The Frisbee saved High Bridge Park. Well, Frisbee golf, technically. The extra foot traffic from a disc golf course, the theory goes, drove out most of the criminal elements — sending those looking for drugs or anonymous hookups elsewhere.
“High Bridge was a place the average citizen didn’t feel comfortable a few years back,” Parks Director Leroy Eadie says. “We’ve seen really good success.”
So when the Spokane Disc Golf Association came looking to expand their course offerings near High Bridge Park, the city parks department thought of People’s Park — another location with a reputation for drugs, public nudity and sex in the bushes.
But when temporary disc golf goals began popping up in People’s Park last month, not everybody was pleased.
“What I found were these large structures placed off the trails, and people tramping off the trails, breaking branches,” Peaceful Valley neighbor Bernadette Vielbig says. “I find spray paint all over the ground, with arrows leading to the path. How is this considerate to the natural environment?”

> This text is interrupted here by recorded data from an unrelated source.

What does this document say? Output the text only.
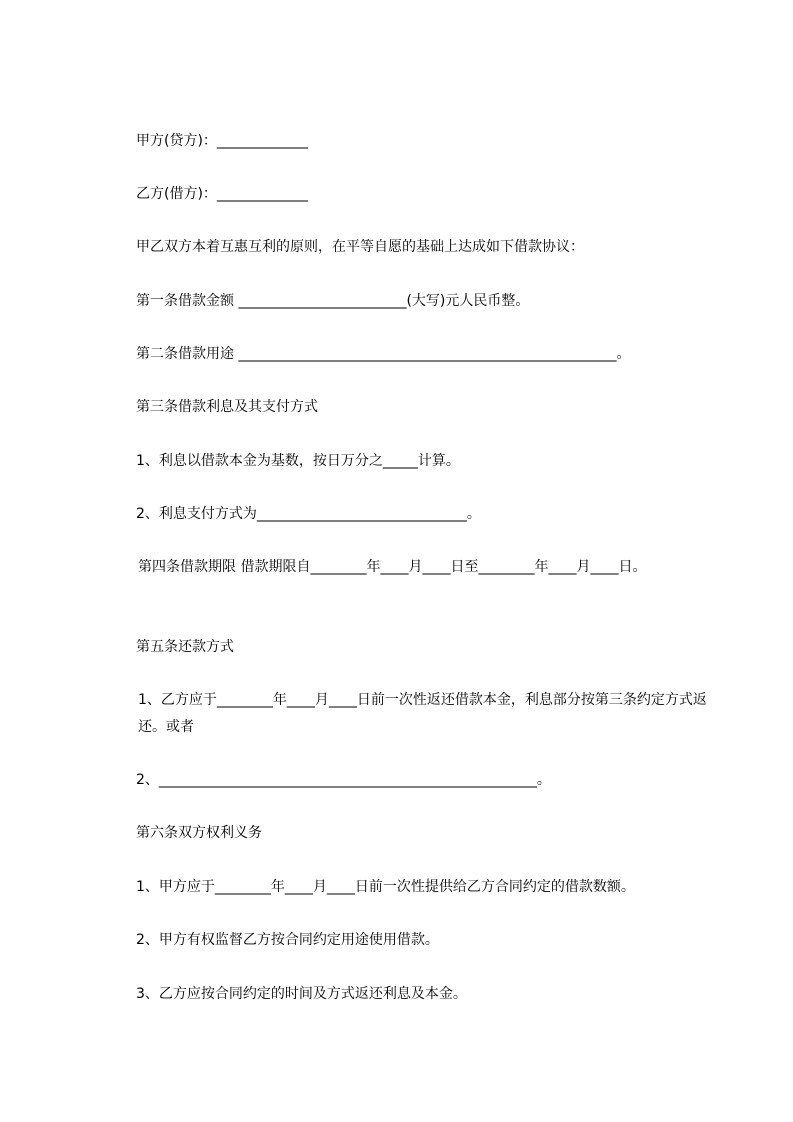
甲方(贷方)：_____________
乙方(借方)：_____________
甲乙双方本着互惠互利的原则，在平等自愿的基础上达成如下借款协议：
第一条借款金额 ________________________(大写)元人民币整。
第二条借款用途 ______________________________________________________。
第三条借款利息及其支付方式
1、利息以借款本金为基数，按日万分之_____计算。
2、利息支付方式为______________________________。
第四条借款期限 借款期限自________年____月____日至________年____月____日。
第五条还款方式
1、乙方应于________年____月____日前一次性返还借款本金，利息部分按第三条约定方式返还。或者
2、______________________________________________________。
第六条双方权利义务
1、甲方应于________年____月____日前一次性提供给乙方合同约定的借款数额。
2、甲方有权监督乙方按合同约定用途使用借款。
3、乙方应按合同约定的时间及方式返还利息及本金。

And with new foot traffic, worries Vielbig, comes new litter. For the first time, Vielbig began finding latte trash. “The hookers and the transients and the junkies… they don’t leave Starbucks cups,” Vielbig says.
There are other big concerns. Parking in the area is limited. Neighborhood president Patty Norton is also concerned that all the disc golf activity may be violating state law by disturbing an archeological site. Until 1881, People’s Park had long been a gathering place for the Spokane Tribe. Spokane Tribe heritage coordinator John Matt says area archeologists have found tribal artifacts from 7,800 years ago in People’s Park. The attraction of a Frisbee park, Matt worries, could also draw artifact looters.
Randy Abrahamson, a tribal preservation officer, says there’s not much worry about the actual course doing damage, as long as the buckets only skim the soil’s surface.
For Peaceful Valley residents, however, most their anger comes from the way the course arose without warning.
“At first when I heard they were going to install a disk course, I was pretty pissed off … I saw it on KXLY News 4,” says neighbor Matthew Phillipy. “What the hell? I live in the neighborhood. I work with the parks [department] on a weekly basis.” For two years, Phillipy has been on a committee working on plans to restore parks in the Peaceful Valley area.
Yet the Spokane Disc Golf Association put up Frisbee golf buckets almost instantly, with nary a word to the neighborhood.
The Disc Golf Association, turns out, had been talking to the neighborhood council — but the Latah Creek council, the wrong one. Whoops.
The Parks Department, meanwhile, doesn’t need the neighborhood’s OK but admits they should have informed them anyway. “I was the first one to apologize to them,” Eadie says. At a Feb. 11 meeting, both Parks Department and the SDGA met with the neighborhood to address concerns.
Nothing about the course would be permanent, officials say. No holes would cross existing trails or be too close to the river. Eadie would call Abrahamson to make sure tribal significance was properly cared for. (At press time, he hadn’t yet.) Bike racks would be added, and SDGA members would park elsewhere. To combat litter, extra garbage cans would be added, and the SDGA would help empty them. On Wednesdays and Saturdays, the SDGA holds clean-up parties.
Kevin Sakus of the SDGA believes that most of the neighborhood’s residents now support the course. On Feb. 20, the Disc Golf Association held a fundraiser in the park. Many attendees were Peaceful Valley neighbors.
“It was the first time I’d ever seen children in People’s Park,” SDGA president Jeff Crum says.